The group categorized the studies based on the shift they were performed: first shift (8 a.m. to 4 p.m.), second shift (4 p.m. to 12 a.m.), and third shift (12 a.m. to 8 a.m.).
|Average RVU per shift by radiologist skill set|
|General diagnostic||Body imaging||Neuroradiology|
The distribution of studies by shift was similar throughout the five hospital sites and the three radiologist skill sets. Overall, the first shift is always the busiest, while the second and third shifts together are about equal to the first shift, according to Zou.
|Distribution of studies by shift|
|General diagnostic||Body imaging||Neuroradiology|
For stat studies, the second shift was the busiest.

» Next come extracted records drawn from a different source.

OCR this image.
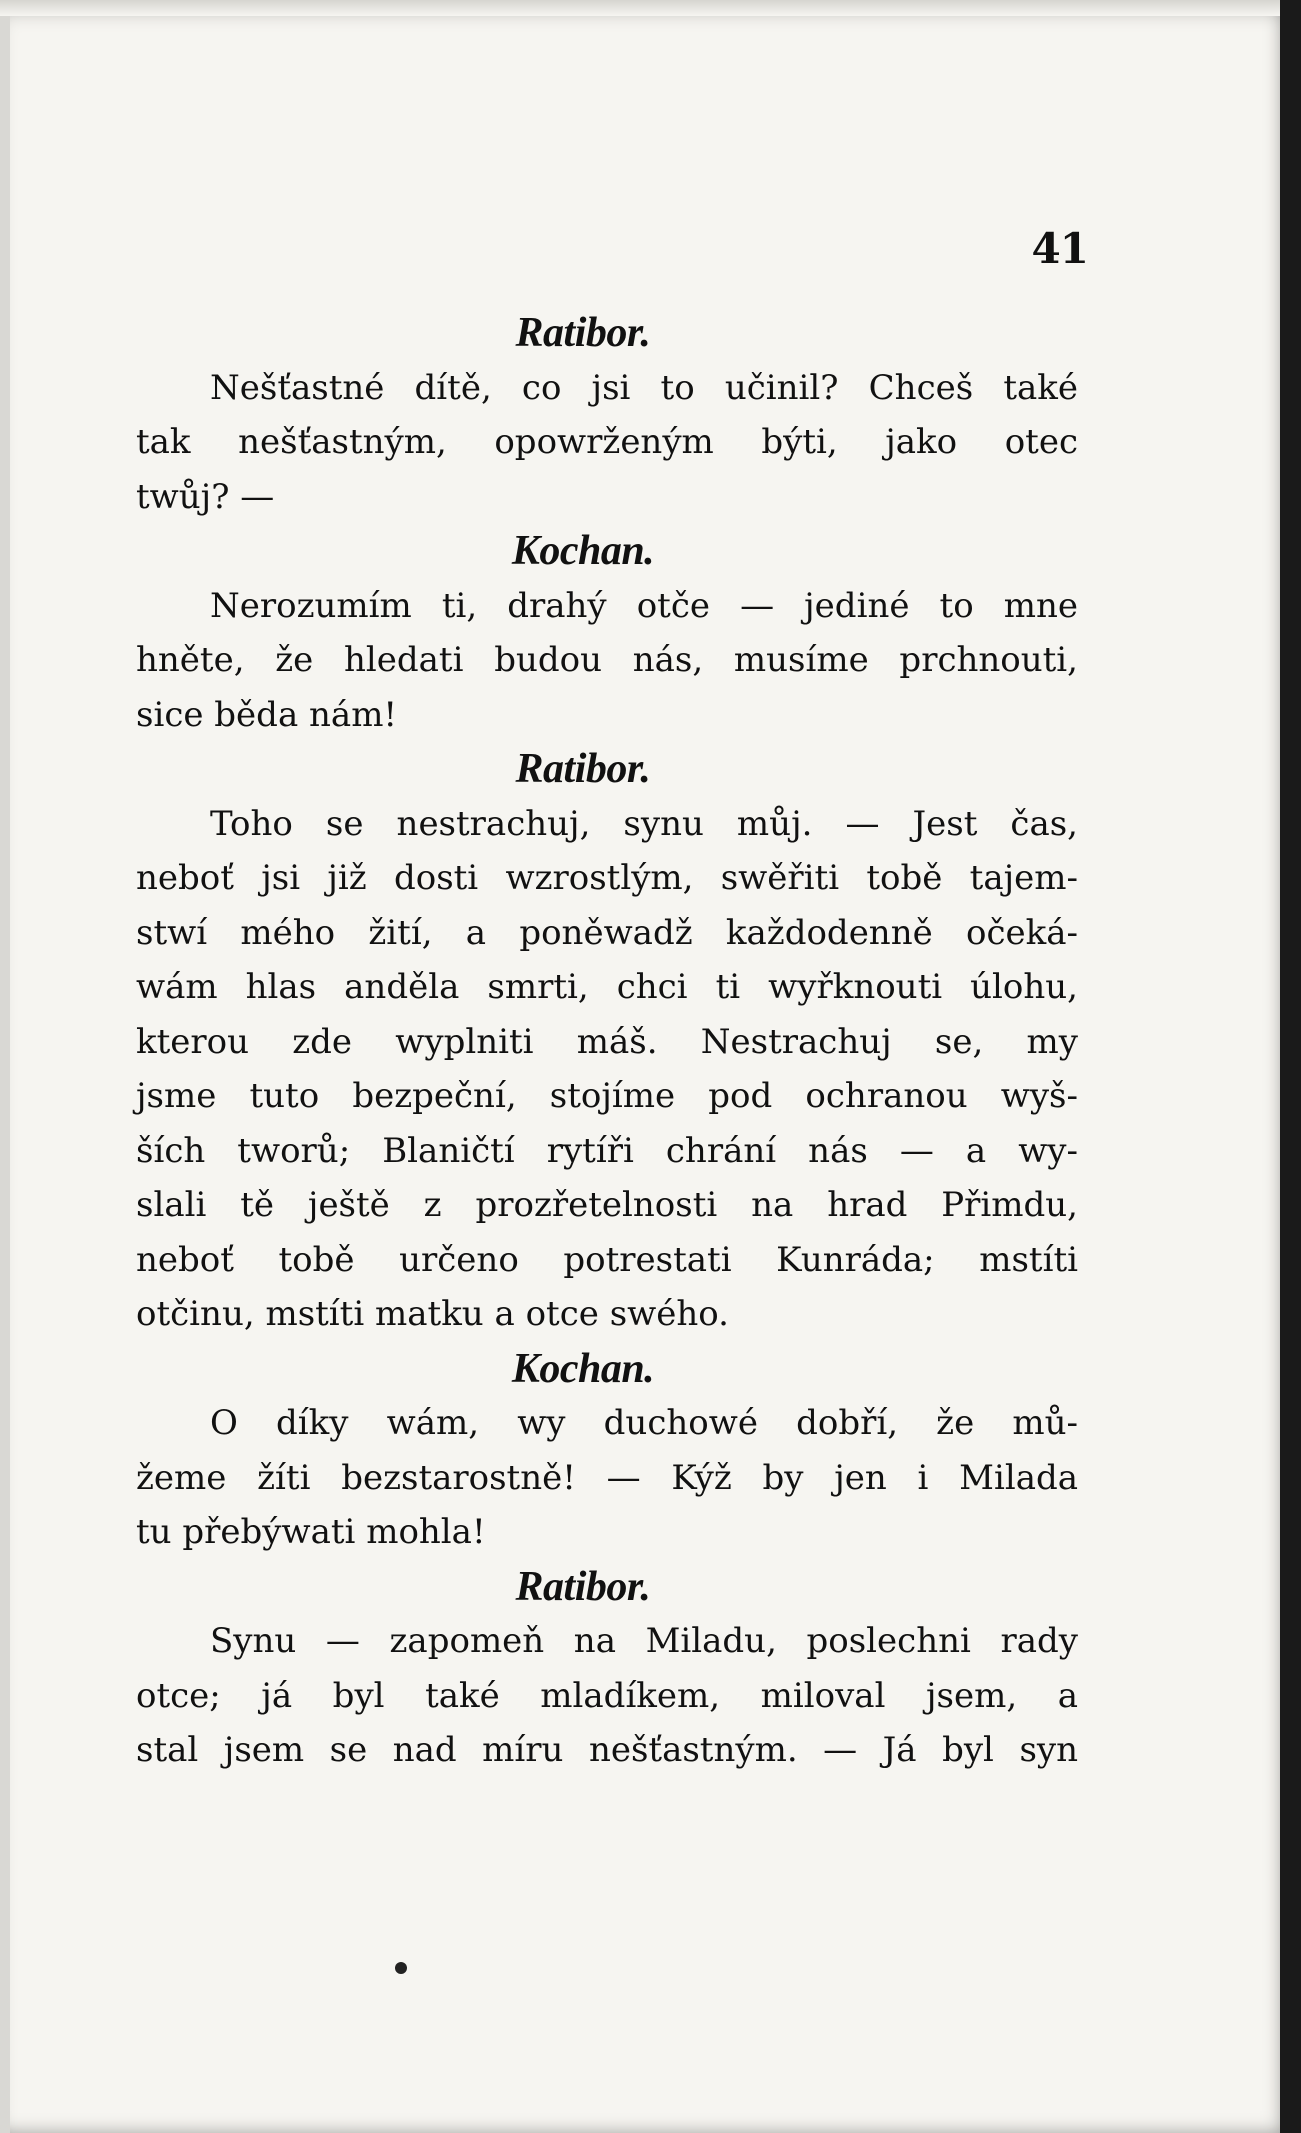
41
Ratibor.
Nešťastné dítě, co jsi to učinil? Chceš také
tak nešťastným, opowrženým býti, jako otec
twůj? —
Kochan.
Nerozumím ti, drahý otče — jediné to mne
hněte, že hledati budou nás, musíme prchnouti,
sice běda nám!
Ratibor.
Toho se nestrachuj, synu můj. — Jest čas,
neboť jsi již dosti wzrostlým, swěřiti tobě tajem-
stwí mého žití, a poněwadž každodenně očeká-
wám hlas anděla smrti, chci ti wyřknouti úlohu,
kterou zde wyplniti máš. Nestrachuj se, my
jsme tuto bezpeční, stojíme pod ochranou wyš-
ších tworů; Blaničtí rytíři chrání nás — a wy-
slali tě ještě z prozřetelnosti na hrad Přimdu,
neboť tobě určeno potrestati Kunráda; mstíti
otčinu, mstíti matku a otce swého.
Kochan.
O díky wám, wy duchowé dobří, že mů-
žeme žíti bezstarostně! — Kýž by jen i Milada
tu přebýwati mohla!
Ratibor.
Synu — zapomeň na Miladu, poslechni rady
otce; já byl také mladíkem, miloval jsem, a
stal jsem se nad míru nešťastným. — Já byl syn
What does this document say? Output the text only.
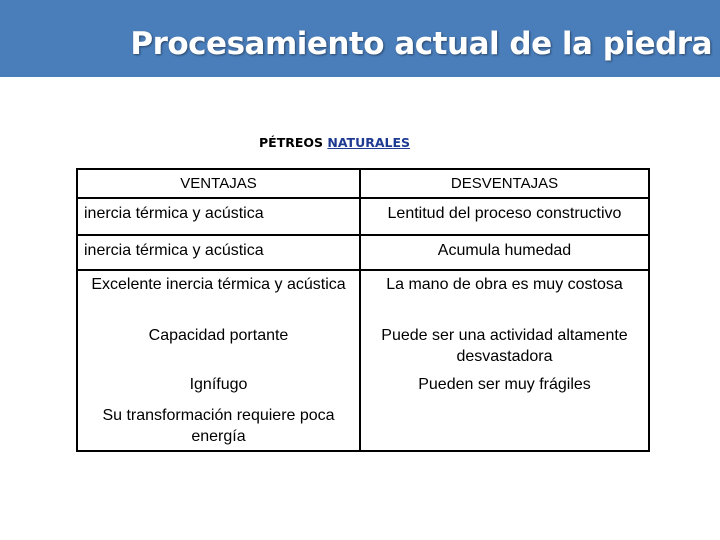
Procesamiento actual de la piedra
PÉTREOS NATURALES
VENTAJAS	DESVENTAJAS
inercia térmica y acústica	Lentitud del proceso constructivo
inercia térmica y acústica	Acumula humedad
Excelente inercia térmica y acústica	La mano de obra es muy costosa
Capacidad portante	Puede ser una actividad altamente desvastadora
Ignífugo	Pueden ser muy frágiles
Su transformación requiere poca energía	
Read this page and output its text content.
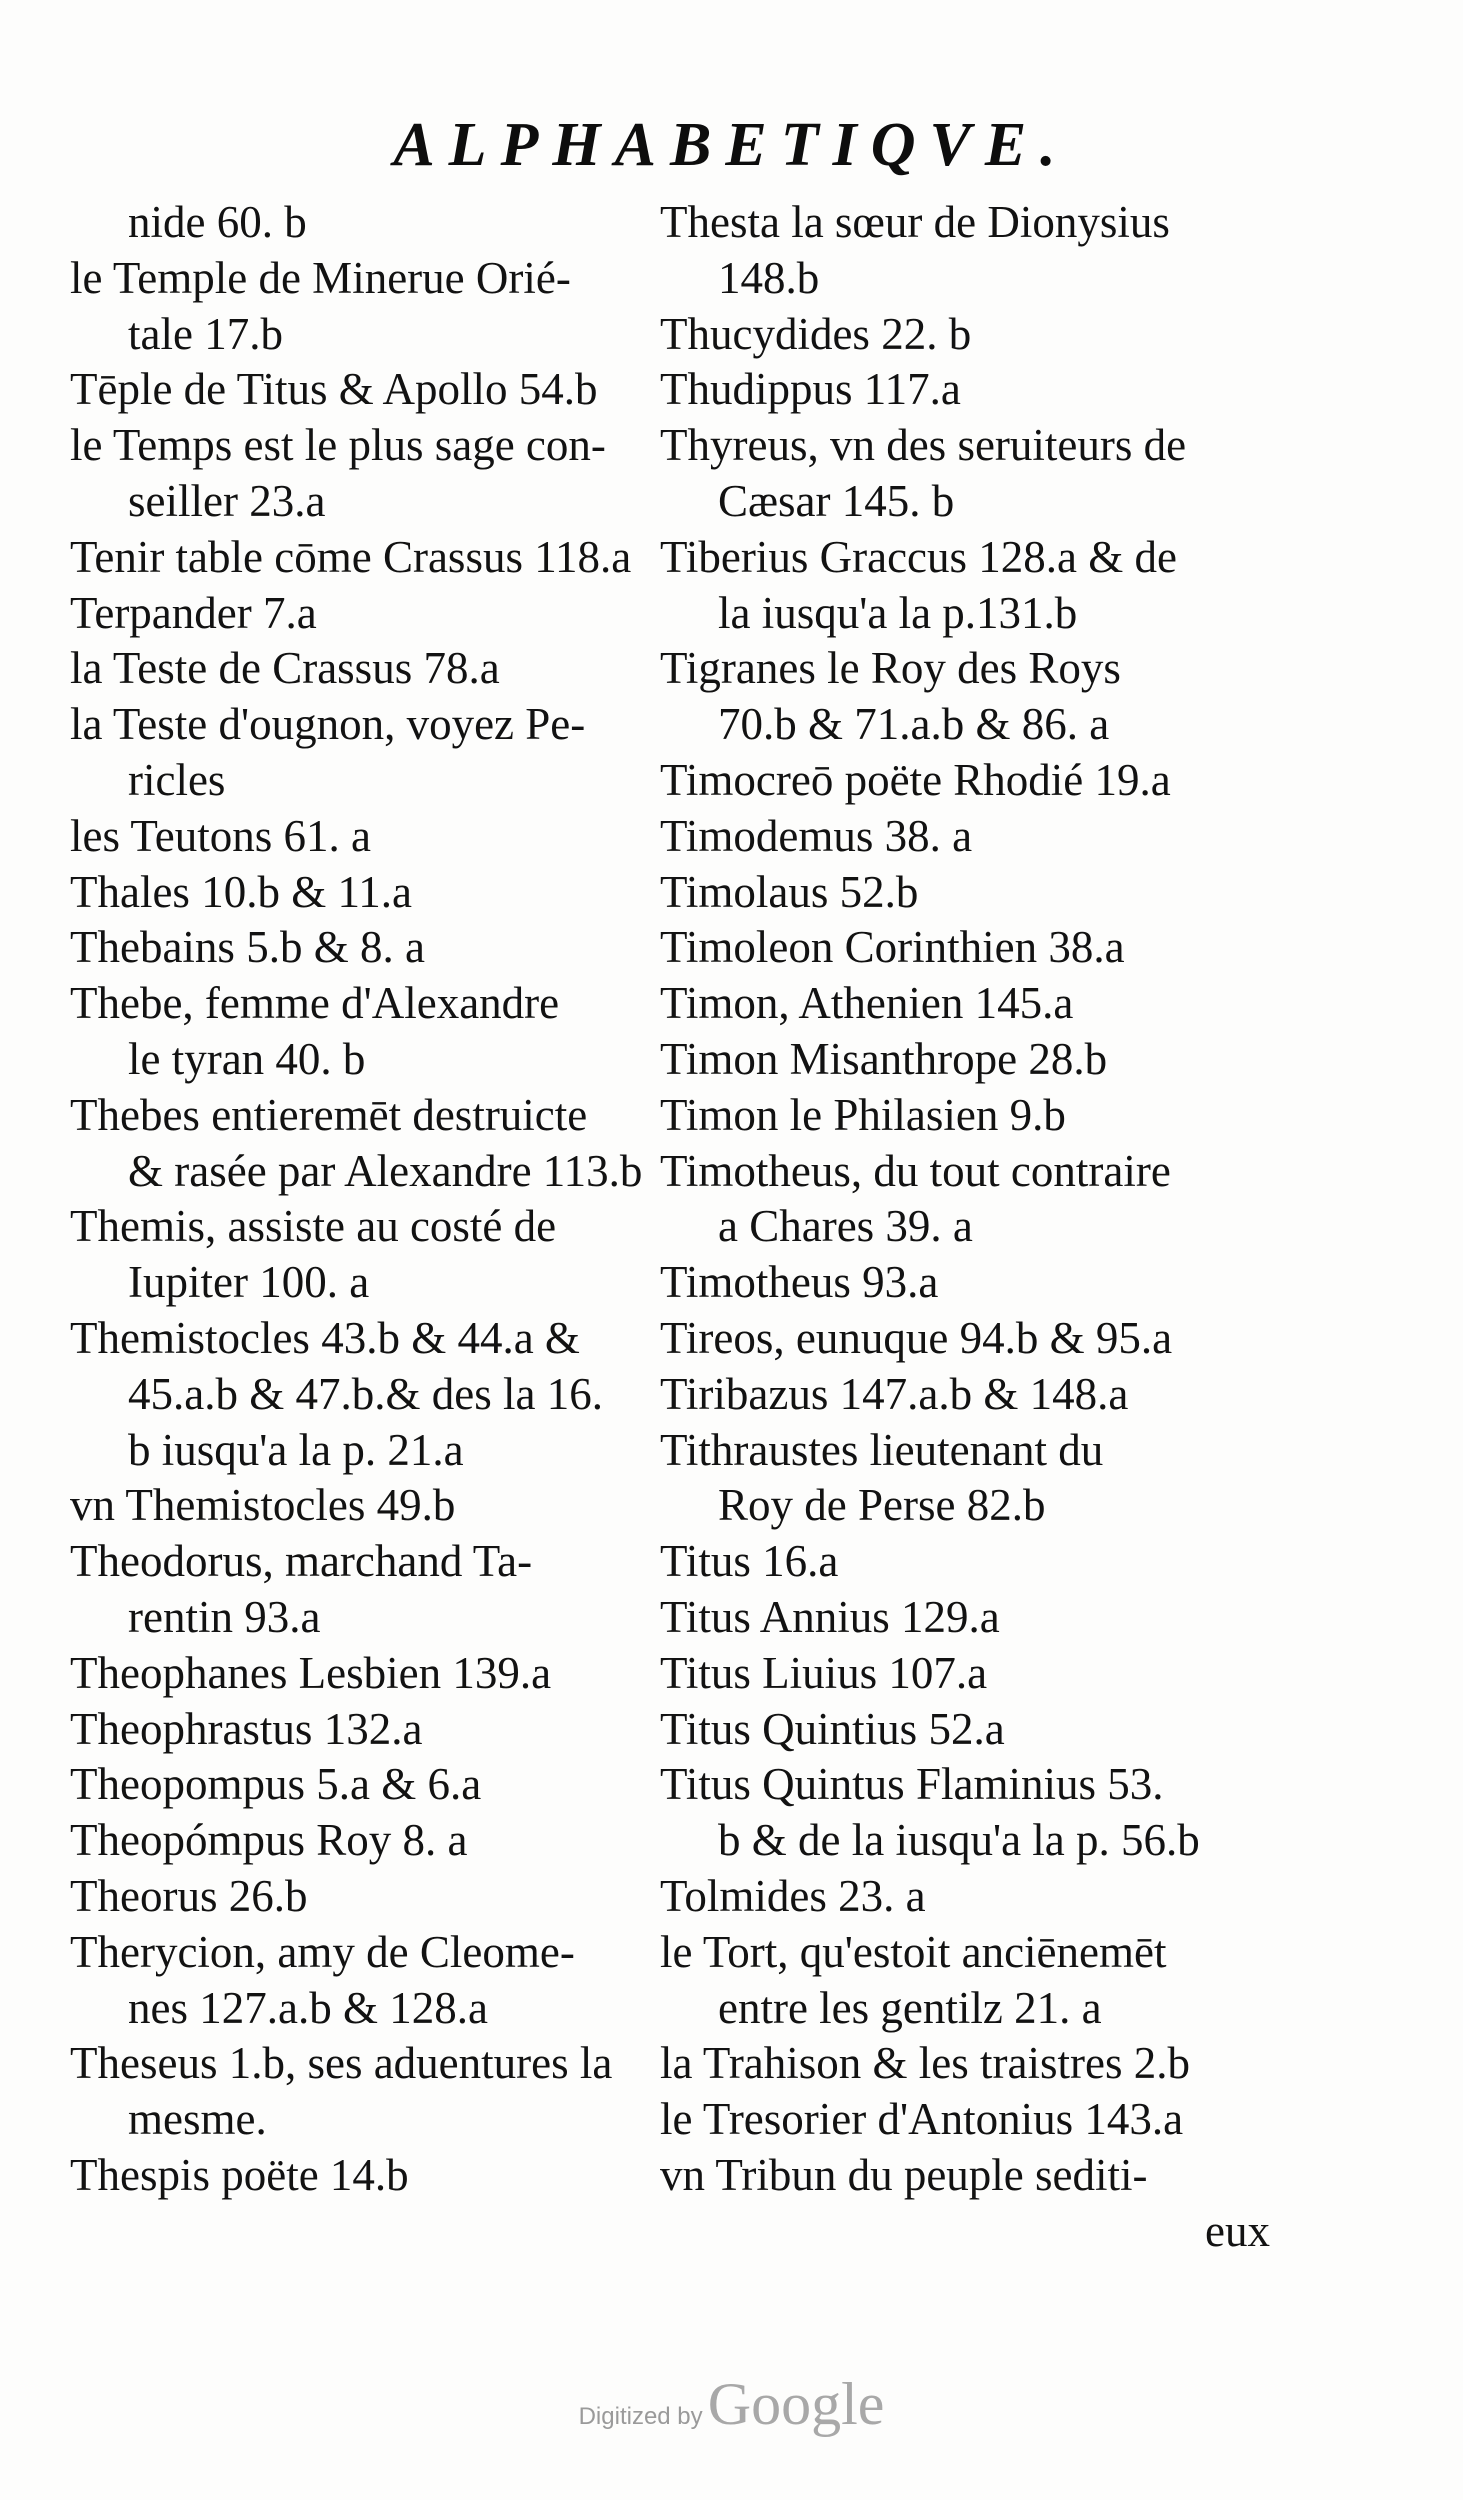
ALPHABETIQVE.
nide 60. b
le Temple de Minerue Orié-
tale 17.b
Tēple de Titus & Apollo 54.b
le Temps est le plus sage con-
seiller 23.a
Tenir table cōme Crassus 118.a
Terpander 7.a
la Teste de Crassus 78.a
la Teste d'ougnon, voyez Pe-
ricles
les Teutons 61. a
Thales 10.b & 11.a
Thebains 5.b & 8. a
Thebe, femme d'Alexandre
le tyran 40. b
Thebes entieremēt destruicte
& rasée par Alexandre 113.b
Themis, assiste au costé de
Iupiter 100. a
Themistocles 43.b & 44.a &
45.a.b & 47.b.& des la 16.
b iusqu'a la p. 21.a
vn Themistocles 49.b
Theodorus, marchand Ta-
rentin 93.a
Theophanes Lesbien 139.a
Theophrastus 132.a
Theopompus 5.a & 6.a
Theopómpus Roy 8. a
Theorus 26.b
Therycion, amy de Cleome-
nes 127.a.b & 128.a
Theseus 1.b, ses aduentures la
mesme.
Thespis poëte 14.b
Thesta la sœur de Dionysius
148.b
Thucydides 22. b
Thudippus 117.a
Thyreus, vn des seruiteurs de
Cæsar 145. b
Tiberius Graccus 128.a & de
la iusqu'a la p.131.b
Tigranes le Roy des Roys
70.b & 71.a.b & 86. a
Timocreō poëte Rhodié 19.a
Timodemus 38. a
Timolaus 52.b
Timoleon Corinthien 38.a
Timon, Athenien 145.a
Timon Misanthrope 28.b
Timon le Philasien 9.b
Timotheus, du tout contraire
a Chares 39. a
Timotheus 93.a
Tireos, eunuque 94.b & 95.a
Tiribazus 147.a.b & 148.a
Tithraustes lieutenant du
Roy de Perse 82.b
Titus 16.a
Titus Annius 129.a
Titus Liuius 107.a
Titus Quintius 52.a
Titus Quintus Flaminius 53.
b & de la iusqu'a la p. 56.b
Tolmides 23. a
le Tort, qu'estoit anciēnemēt
entre les gentilz 21. a
la Trahison & les traistres 2.b
le Tresorier d'Antonius 143.a
vn Tribun du peuple sediti-
eux
Digitized by Google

|Stat body studies by shift|
|1st shift||2nd shift||3rd shift|
The same pattern was also evident for stat general diagnostic and stat neuroradiology studies, Zou said.
Expected radiologist daily production was 25 RVUs per day for general diagnostic, 40 RVUs per day for body imaging, and 60 RVUs per day for neuroradiology. The researchers divided the total number of RVUs per shift by the average number of RVUs that radiologists could read per shift to determine the number of full-time employees needed to cover each modality per shift.
Data analysis revealed there weren't enough studies at all five hospitals -- including the academic hospital -- to support subspecialty reading 24/7 at each facility, she said. But there would be sufficient volume if the cases were aggregated from multiple hospitals.
To match radiologist staffing to the workload, the researchers tabulated the mean RVUs and standard deviation for each hospital per specialty, per shift. Variation was measured via a coefficient of variation, which was calculated by dividing the standard deviation by the mean.
The effects of day-to-day variation can be ameliorated by aggregating the studies from all the hospitals, Zou said. For example, the coefficient of variation for second-shift neuroradiology studies ranged from 25% to 39% for the five hospitals individually, but it dropped to 18% overall when they were aggregated.
The data analysis showed that at least half of the radiologists need to work the second and third shifts for all studies to be read in real-time. Also, single hospitals, even relatively large ones, may not have adequate imaging volumes to support full subspecialty reading, Zou said.
"But by aggregating studies from multiple hospitals, 24/7 subspecialization is possible," she concluded.